Maluku Utara, Haltim TargetNews.id Desakan keras datang dari berbagai elemen masyarakat adat Kesultanan Tidore agar Kapolda Maluku Utara, Irjen Pol. Drs. Waris Agono, M.Si segera menangkap dan memproses hukum Ahmad Hi. Djaim. Ia diduga sebagai aktor intelektual yang memprovokasi konflik adat dan menyebabkan korban, serta melontarkan pernyataan yang dinilai menghina dan mengancam integritas Kesultanan Tidore, salah satu kesultanan tertua dan paling berpengaruh dalam sejarah bangsa Indonesia.
“Apa yang dilakukan Ahmad Hi. Djaim bukan sekadar penghinaan, ini adalah bentuk pengkhianatan terhadap nilai-nilai adat yang kami junjung tinggi. Kami meminta Kapolda segera menangkap dan memproses hukum yang bersangkutan,” tegas Taskin Dano, utusan resmi dari Kesultanan Tidore.

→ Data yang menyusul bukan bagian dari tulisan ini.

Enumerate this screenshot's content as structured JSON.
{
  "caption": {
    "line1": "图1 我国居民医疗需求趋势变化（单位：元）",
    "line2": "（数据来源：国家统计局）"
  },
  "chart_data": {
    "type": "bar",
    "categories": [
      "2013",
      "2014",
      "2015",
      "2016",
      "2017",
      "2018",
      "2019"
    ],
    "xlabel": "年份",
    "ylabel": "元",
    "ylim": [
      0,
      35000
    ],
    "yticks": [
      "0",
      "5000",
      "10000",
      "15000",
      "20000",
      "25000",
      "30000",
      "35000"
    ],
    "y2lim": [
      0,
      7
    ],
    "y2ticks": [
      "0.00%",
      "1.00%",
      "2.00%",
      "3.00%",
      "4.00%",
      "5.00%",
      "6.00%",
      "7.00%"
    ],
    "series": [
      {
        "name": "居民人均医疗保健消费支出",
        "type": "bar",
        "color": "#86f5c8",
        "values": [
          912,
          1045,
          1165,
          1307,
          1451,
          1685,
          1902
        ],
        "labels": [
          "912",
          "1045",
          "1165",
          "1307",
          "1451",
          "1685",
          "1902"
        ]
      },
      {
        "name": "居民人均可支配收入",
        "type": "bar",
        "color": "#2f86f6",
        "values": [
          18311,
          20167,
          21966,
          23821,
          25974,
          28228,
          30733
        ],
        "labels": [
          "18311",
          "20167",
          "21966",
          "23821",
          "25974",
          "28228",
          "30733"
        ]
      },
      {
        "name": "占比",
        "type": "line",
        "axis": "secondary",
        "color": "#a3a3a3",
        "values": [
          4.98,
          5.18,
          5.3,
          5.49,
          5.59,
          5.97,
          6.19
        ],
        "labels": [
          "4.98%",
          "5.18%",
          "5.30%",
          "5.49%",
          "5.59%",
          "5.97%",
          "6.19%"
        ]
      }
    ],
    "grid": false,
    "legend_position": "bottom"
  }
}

Insiden bermula pada Senin, 21 April 2025 sekitar pukul 13.00 WIT di lokasi tambang PT STS, Kecamatan Maba Tengah, Halmahera Timur. Ahmad Hi. Djaim bersama Rifai Husain diduga memimpin aksi demonstrasi terkait klaim lahan yang menurut pihak perusahaan telah selesai diselesaikan secara prosedural.
Parahnya, Ahmad Hi. Djaim mengklaim dirinya sebagai Kimalaha Wayamli, sebuah gelar adat dalam struktur Kesultanan Tidore, tanpa restu atau pengakuan dari Kesultanan. “Ia mengaku Kimalaha, padahal tidak pernah diangkat secara sah. Ini pelanggaran berat dalam hukum adat,” tambah Taskin.
Tindakan Ahmad Hi. Djaim dianggap sebagai penyimpangan adat dan provokasi terstruktur karena menolak kehadiran utusan Kesultanan dan Sangaji Maba yang datang untuk menyelesaikan masalah secara adat. Bahkan, dalam aksinya, ia memprovokasi masyarakat untuk menghina serta menolak otoritas adat Kesultanan Tidore.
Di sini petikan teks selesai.